04/17/2013 04:10 pm ET Updated Jun 17, 2013

The Family and Medical Leave Act: 20 Years of Working for Working Families

Twenty years ago, Congress enacted into law a simple and fundamental principle: workers should not have to choose between the job they need, and the family members they love and who need their care. The Family and Medical Leave Act allows covered workers to take up to 12 weeks of unpaid leave for certain scenarios, such as a serious health condition; to bond with a newborn, newly adopted or newly placed child; or to care for a seriously ill child, spouse or parent.

But what happens to workers when employers do not comply with the FMLA? Imagine you are at home recovering from surgery when you learn that your company has been sold and the new owners have fired you, ending your health care benefits. This nightmare scenario happened to a worker in Arizona named Peter (whose last name is being withheld for privacy reasons).

Peter worked as a delivery driver for O Premium Waters, a Mesa, Ariz.-based bottled water delivery company. He needed surgery, so he gave notice to his employer that he would need time off from his job for the procedure and recovery. O Premium correctly approved and designated his time off as FMLA-protected leave.

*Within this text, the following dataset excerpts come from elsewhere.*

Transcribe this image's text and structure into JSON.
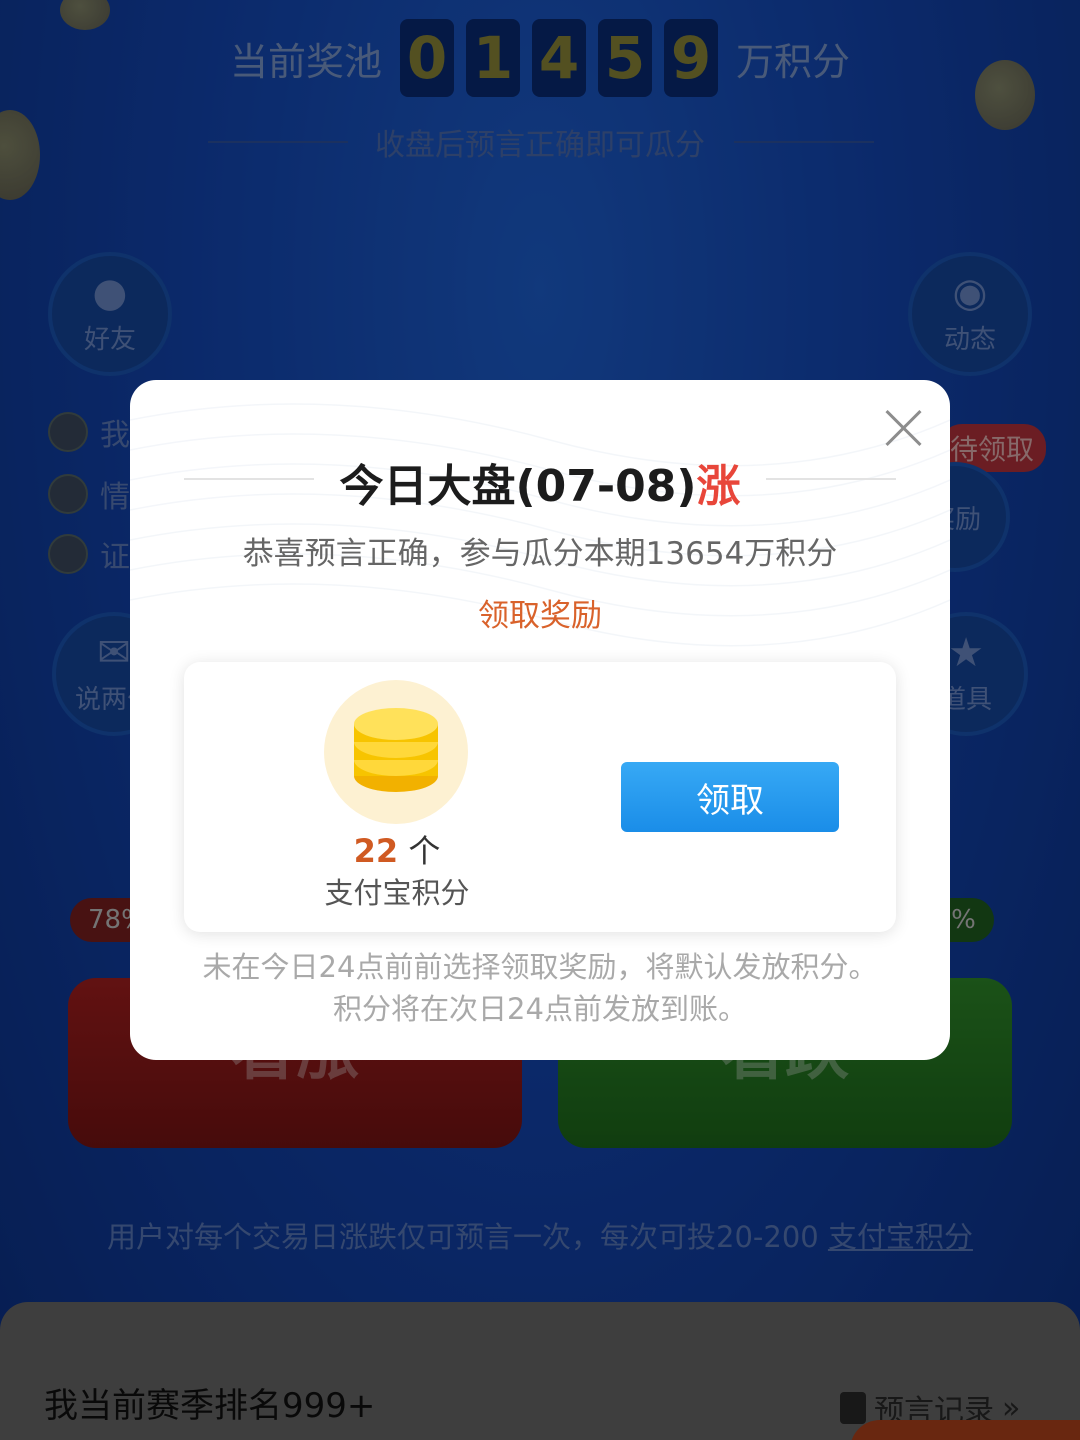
{
  "background": {
    "pool_label": "当前奖池",
    "pool_digits": [
      "0",
      "1",
      "4",
      "5",
      "9"
    ],
    "pool_unit": "万积分",
    "pool_subtitle": "收盘后预言正确即可瓜分",
    "friends_button": "好友",
    "activity_button": "动态",
    "chat_button": "说两句",
    "props_button": "道具",
    "reward_button": "奖励",
    "pending_badge": "待领取",
    "friend_feed": [
      "我",
      "情",
      "证"
    ],
    "left_percent": "78%",
    "right_percent": "22%",
    "up_button": "看涨",
    "down_button": "看跌",
    "tip_text": "用户对每个交易日涨跌仅可预言一次，每次可投20-200 ",
    "tip_link": "支付宝积分",
    "rank_text": "我当前赛季排名999+",
    "record_link": "预言记录"
  },
  "modal": {
    "title_prefix": "今日大盘(07-08)",
    "title_result": "涨",
    "congrats": "恭喜预言正确，参与瓜分本期13654万积分",
    "claim_reward_link": "领取奖励",
    "reward_amount": "22",
    "reward_unit": "个",
    "reward_name": "支付宝积分",
    "claim_button": "领取",
    "notice": "未在今日24点前前选择领取奖励，将默认发放积分。积分将在次日24点前发放到账。"
  },
  "colors": {
    "accent_blue": "#1a8de8",
    "rise_red": "#e8463a",
    "reward_orange": "#d05a22"
  }
}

Just two days after Peter went on FMLA leave, O Premium sold most of its assets to DS Waters of America, an Atlanta-based company doing business as Sparkletts. Shortly after the sale, Sparkletts told Peter he would not have a job with them. Because he was no longer employed, his O Premium-provided health benefits expired. Peter was left to pay for his medical costs out of pocket.

But while Peter had been let go, Sparkletts had hired almost all of the other drivers formerly employed by O Premium and continued to make deliveries to O Premium's customers. This put Sparkletts on the wrong side of the law in this case. The FMLA continues to protect individuals like Peter when a company changes hands but continues to run the same or similar business by extending to the successor company the obligation to comply with the law's requirements.

The FMLA's protections meant Peter was entitled to have his and his family's health insurance maintained, and when it was not, he was entitled to compensation for those expenses that he incurred out-of-pocket. Peter also was entitled to be reinstated to the same or equivalent position with the successor company.

My agency, the Labor Department's Wage and Hour Division, is responsible for enforcing the FMLA, so we conducted an investigation of Sparkletts. Upon finding evidence of violations, we explained the law to Sparkletts and provided the company with an opportunity to remedy the violations by reinstating Peter and compensating him for lost wages. When Sparkletts refused, we sued the company in federal district court.

Ultimately, Sparkletts agreed to settle the litigation by agreeing to a consent judgment, under which the court ordered the company to pay Peter more than $58,000 in lost wages and medical expenses. The court further ordered that Peter be offered reinstatement to an equivalent position with retroactive seniority.

While we can never erase the personal challenges that Peter had to deal with as a result of the FMLA violations, this case is a victory. And not just for him, but for all employees and all working families who rely on us to enforce their rights under the FMLA.

But what I can't help but think about is how much better everything would have been for Peter and Sparkletts if the company had understood its obligations and complied the law without our intervention.

According to a recent study, the vast majority of employers (91 percent) report that complying with the FMLA either has no noticeable effect or has a positive effect on business operations such as employee absenteeism, turnover and morale. Ninety percent of workers return to their employer after FMLA leave, showing little risk to businesses that investment in a worker will be lost as a result of leave granted under the act. That's the story that we want to tell.

We know how important the FMLA is to America's workers. Former President Bill Clinton, who joined our FMLA anniversary celebration in February, shared how people have approached him over the years to thank him for signing the act because its protections helped them get through incredibly challenging situations.

The Wage and Hour Division is always ready to help employers comply with the law, and we take our enforcement responsibilities seriously. Together, let's make the next 20 years even more successful for the working men and women of this country, and for the families who depend on them.